Drug Development Math
Field called for a review of the patent protection rules for drugs. He pointed out that medicines are “life-and-death products” and different from other consumer goods. If a drug company has found “a clever route” around patent restrictions, “they really are a villain in terms of people’s lives,” he said.
“We have to do something about this patchwork system of patent exceptions,” Field continued. “We have to make it clear: What [patent protection] do you get for developing a drug? How long do you get, when does it end, and what rights do the consumers have?” Swanson noted that while the standard 20-year patent protection “is clearly not appropriate for every drug,” it is not feasible to replace it with a regulatory process that modifies that that number of years for every drug as new indications become approved.
Pharmaceutical companies typically cross-subsidize their less profitable drugs with those that are more profitable. “When drugs flop, they take those costs and distribute them among the drugs that succeed,” said Field. With that model, it makes sense to have “a hard and fast rule” to let market forces take over after the patent of a drug expires, he added. Both Field and Swanson said that pharmaceutical companies have a 10% success with drugs after they begin clinical trials on them.

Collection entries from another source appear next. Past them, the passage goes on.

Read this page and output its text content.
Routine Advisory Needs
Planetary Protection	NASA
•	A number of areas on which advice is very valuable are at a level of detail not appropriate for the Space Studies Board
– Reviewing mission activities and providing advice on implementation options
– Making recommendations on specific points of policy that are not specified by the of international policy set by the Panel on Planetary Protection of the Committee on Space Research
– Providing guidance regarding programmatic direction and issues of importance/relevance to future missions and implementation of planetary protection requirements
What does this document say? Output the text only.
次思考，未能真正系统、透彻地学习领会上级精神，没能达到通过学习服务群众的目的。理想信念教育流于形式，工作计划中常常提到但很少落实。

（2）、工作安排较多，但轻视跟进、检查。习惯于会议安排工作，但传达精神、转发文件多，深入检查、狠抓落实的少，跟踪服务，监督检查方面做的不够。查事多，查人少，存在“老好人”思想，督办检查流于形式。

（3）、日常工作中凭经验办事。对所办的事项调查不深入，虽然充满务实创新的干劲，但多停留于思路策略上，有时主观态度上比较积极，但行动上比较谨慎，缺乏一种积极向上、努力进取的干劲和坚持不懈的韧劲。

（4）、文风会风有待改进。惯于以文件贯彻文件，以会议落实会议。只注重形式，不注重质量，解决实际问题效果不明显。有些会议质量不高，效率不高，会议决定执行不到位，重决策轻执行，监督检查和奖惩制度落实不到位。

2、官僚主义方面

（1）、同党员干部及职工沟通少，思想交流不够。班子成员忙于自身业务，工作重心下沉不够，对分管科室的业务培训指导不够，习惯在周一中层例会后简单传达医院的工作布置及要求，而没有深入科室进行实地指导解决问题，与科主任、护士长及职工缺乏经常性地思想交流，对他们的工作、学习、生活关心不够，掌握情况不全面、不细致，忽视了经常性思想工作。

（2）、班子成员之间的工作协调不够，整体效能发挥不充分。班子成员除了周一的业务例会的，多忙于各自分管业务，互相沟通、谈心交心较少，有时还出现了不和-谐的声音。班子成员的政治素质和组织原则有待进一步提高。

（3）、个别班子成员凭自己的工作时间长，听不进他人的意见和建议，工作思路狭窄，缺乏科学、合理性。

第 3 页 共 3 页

Swanson said the cross-subsidization model also merits a second look. “We have a lot more fragmentation in pharmaceutical development today than we did years ago,” she explained. “Figuring out how that cross-subsidization is going to work becomes a harder problem.”
A caller on the show raised the concern that pressure on drug prices could hurt R&D investments to find new treatments. Field said there are opportunities to reduce prices without hurting innovation. “Drug companies are among the most profitable in the country year after year,” he added. “They can remain profitable and lower their prices.” He pointed to areas that could give, such as drug companies’ spending on marketing and promotion, and executive salaries. “There’s a lot of squeezing that can be done before we risk innovation.”
Taming Market Forces
Leaving drug prices to market forces is not a good idea, according to Swanson. For instance, she said makers of certain generic drugs who have no competition are able to charge monopolistic prices. Market forces similarly do not protect patients when they are too small as a group to entice a pharmaceutical company to develop drugs for them, she noted. Government policies are also not effective in promoting competition within bio-similar drugs, she added. “There are a lot of places where policy could do a better job.”
All said, Field didn’t expect current Congressional efforts to solve the problem of high drug prices. “It’s like a chronic condition that flares up every decade or two and then goes into remission and we don’t really do anything to get to the root cause,” he said. “The issue will come up again in another five or 10 years. Five or 10 years from now, we’re going to be dealing with genomic drugs and precision medicine.”
Cautiously Optimistic
Field said he is “cautiously optimistic” about the outcome of the latest hearing on drug price affordability. “The pharmaceutical industry has been beating back initiatives like this for 60 years and they may be just as strong today,” he said. At the same time, he noted that the pharmaceutical industry’s influence on Capitol Hill “is waning,” and there is interest on both sides of the aisle “in doing something about [drug prices].” It also helps that large segments of the public want Congress to tame drug prices, he added.
Field noted that health care was a major issue in the 2018 mid-term elections. “It’s become even more visible as the Democrats push for Medicare for All and say that they’re going to do something about [health] insurance … and drug prices are a particularly poignant aspect of this issue,” he said.